Causal Mediation Analysis for Standardized Mortality Ratios.
Katherine Daignault, Keith A Lawson, Antonio Finelli, Olli Saarela
Author Information
Katherine Daignault: From the Dalla Lana School of Public Health, University of Toronto, Toronto, ON, Canada.
Keith A Lawson: Division of Urology, Departments of Surgery and Surgical Oncology, Princess Margaret Cancer Centre - University Health Network, Toronto, ON, Canada.
Antonio Finelli: Division of Urology, Departments of Surgery and Surgical Oncology, Princess Margaret Cancer Centre - University Health Network, Toronto, ON, Canada.
Olli Saarela: From the Dalla Lana School of Public Health, University of Toronto, Toronto, ON, Canada.
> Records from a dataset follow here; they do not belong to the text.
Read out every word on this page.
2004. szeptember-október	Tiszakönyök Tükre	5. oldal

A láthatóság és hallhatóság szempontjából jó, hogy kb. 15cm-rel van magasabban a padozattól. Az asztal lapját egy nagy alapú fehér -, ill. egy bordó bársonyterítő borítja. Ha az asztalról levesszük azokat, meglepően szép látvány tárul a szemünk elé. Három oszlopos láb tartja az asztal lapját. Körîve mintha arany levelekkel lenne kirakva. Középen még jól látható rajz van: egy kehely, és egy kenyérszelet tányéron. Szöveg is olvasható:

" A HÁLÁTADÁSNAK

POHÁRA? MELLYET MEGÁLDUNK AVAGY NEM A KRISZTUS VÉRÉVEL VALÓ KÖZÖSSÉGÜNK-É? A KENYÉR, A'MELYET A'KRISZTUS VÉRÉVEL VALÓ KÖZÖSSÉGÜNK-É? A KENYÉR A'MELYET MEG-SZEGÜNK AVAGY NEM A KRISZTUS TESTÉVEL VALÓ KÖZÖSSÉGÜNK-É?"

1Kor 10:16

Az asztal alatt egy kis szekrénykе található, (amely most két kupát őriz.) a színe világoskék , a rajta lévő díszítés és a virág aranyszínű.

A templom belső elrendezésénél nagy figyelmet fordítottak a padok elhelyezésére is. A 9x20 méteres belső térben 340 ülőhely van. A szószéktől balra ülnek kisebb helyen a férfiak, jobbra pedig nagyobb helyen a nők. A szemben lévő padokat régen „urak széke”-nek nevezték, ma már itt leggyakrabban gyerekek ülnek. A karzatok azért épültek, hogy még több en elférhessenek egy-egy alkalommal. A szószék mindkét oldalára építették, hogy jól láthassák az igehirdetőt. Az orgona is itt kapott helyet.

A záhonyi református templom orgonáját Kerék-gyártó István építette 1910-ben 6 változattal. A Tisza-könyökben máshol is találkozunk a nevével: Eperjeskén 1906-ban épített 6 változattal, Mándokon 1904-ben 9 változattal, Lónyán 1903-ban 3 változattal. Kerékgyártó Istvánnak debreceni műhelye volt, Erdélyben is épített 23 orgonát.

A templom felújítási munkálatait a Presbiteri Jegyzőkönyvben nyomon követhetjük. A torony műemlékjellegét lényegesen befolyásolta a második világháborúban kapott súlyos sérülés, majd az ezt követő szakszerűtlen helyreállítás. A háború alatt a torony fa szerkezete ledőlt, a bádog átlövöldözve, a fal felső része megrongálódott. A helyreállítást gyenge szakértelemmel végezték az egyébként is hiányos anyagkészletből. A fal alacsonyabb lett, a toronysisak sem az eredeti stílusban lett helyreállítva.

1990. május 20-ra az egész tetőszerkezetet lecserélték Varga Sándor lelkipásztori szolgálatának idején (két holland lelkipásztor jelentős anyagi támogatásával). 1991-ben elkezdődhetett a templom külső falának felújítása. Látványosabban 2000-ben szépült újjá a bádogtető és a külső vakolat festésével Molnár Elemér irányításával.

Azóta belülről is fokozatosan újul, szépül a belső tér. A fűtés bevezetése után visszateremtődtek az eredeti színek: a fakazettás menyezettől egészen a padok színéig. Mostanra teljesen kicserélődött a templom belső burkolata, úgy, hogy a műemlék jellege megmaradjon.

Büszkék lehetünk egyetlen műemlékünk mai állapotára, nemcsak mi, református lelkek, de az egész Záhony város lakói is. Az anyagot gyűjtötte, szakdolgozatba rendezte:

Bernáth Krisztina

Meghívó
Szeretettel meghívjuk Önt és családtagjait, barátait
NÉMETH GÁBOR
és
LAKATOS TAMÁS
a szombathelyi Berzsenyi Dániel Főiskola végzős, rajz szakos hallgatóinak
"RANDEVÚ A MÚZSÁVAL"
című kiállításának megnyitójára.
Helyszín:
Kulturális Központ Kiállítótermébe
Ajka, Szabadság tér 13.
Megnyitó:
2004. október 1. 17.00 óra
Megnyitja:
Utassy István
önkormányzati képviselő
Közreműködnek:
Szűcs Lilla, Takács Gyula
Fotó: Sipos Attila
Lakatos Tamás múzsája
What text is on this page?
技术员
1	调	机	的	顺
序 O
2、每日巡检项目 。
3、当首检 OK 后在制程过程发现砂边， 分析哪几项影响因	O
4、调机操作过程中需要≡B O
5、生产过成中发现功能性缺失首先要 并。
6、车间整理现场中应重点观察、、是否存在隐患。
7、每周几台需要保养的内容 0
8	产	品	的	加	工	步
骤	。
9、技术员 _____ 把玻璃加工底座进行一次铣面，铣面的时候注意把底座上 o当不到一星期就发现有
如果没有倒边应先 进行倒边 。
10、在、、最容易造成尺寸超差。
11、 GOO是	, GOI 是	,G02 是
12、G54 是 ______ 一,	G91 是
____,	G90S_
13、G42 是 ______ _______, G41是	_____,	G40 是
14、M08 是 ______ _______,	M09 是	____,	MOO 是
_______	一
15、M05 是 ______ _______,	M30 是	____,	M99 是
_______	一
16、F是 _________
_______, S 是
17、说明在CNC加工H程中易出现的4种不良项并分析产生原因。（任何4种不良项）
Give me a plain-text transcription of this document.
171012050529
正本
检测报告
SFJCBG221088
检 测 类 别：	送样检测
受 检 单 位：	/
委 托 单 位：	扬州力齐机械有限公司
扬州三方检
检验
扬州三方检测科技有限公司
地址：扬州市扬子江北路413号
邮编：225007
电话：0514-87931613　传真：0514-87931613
Indirectly standardized mortality ratios (SMR) are often used to compare patient outcomes between health care providers as indicators of quality of care. Observed differences in the outcomes raise the question of whether these could be causally attributable to earlier processes or outcomes in the pathway of care that the patients received. Such pathways can be naturally addressed in a causal mediation analysis framework. Adopting causal mediation models allows the total provider effect on outcome to be decomposed into direct and indirect (mediated) effects. This in turn enables quantification of the improvement in patient outcomes due to a hypothetical intervention on the mediator. We formulate the effect decomposition for the indirectly standardized SMR when comparing to a health care system-wide average performance, propose novel model-based and semiparametric estimators for the decomposition, study the properties of these through simulations, and demonstrate their use through application to Ontario kidney cancer data.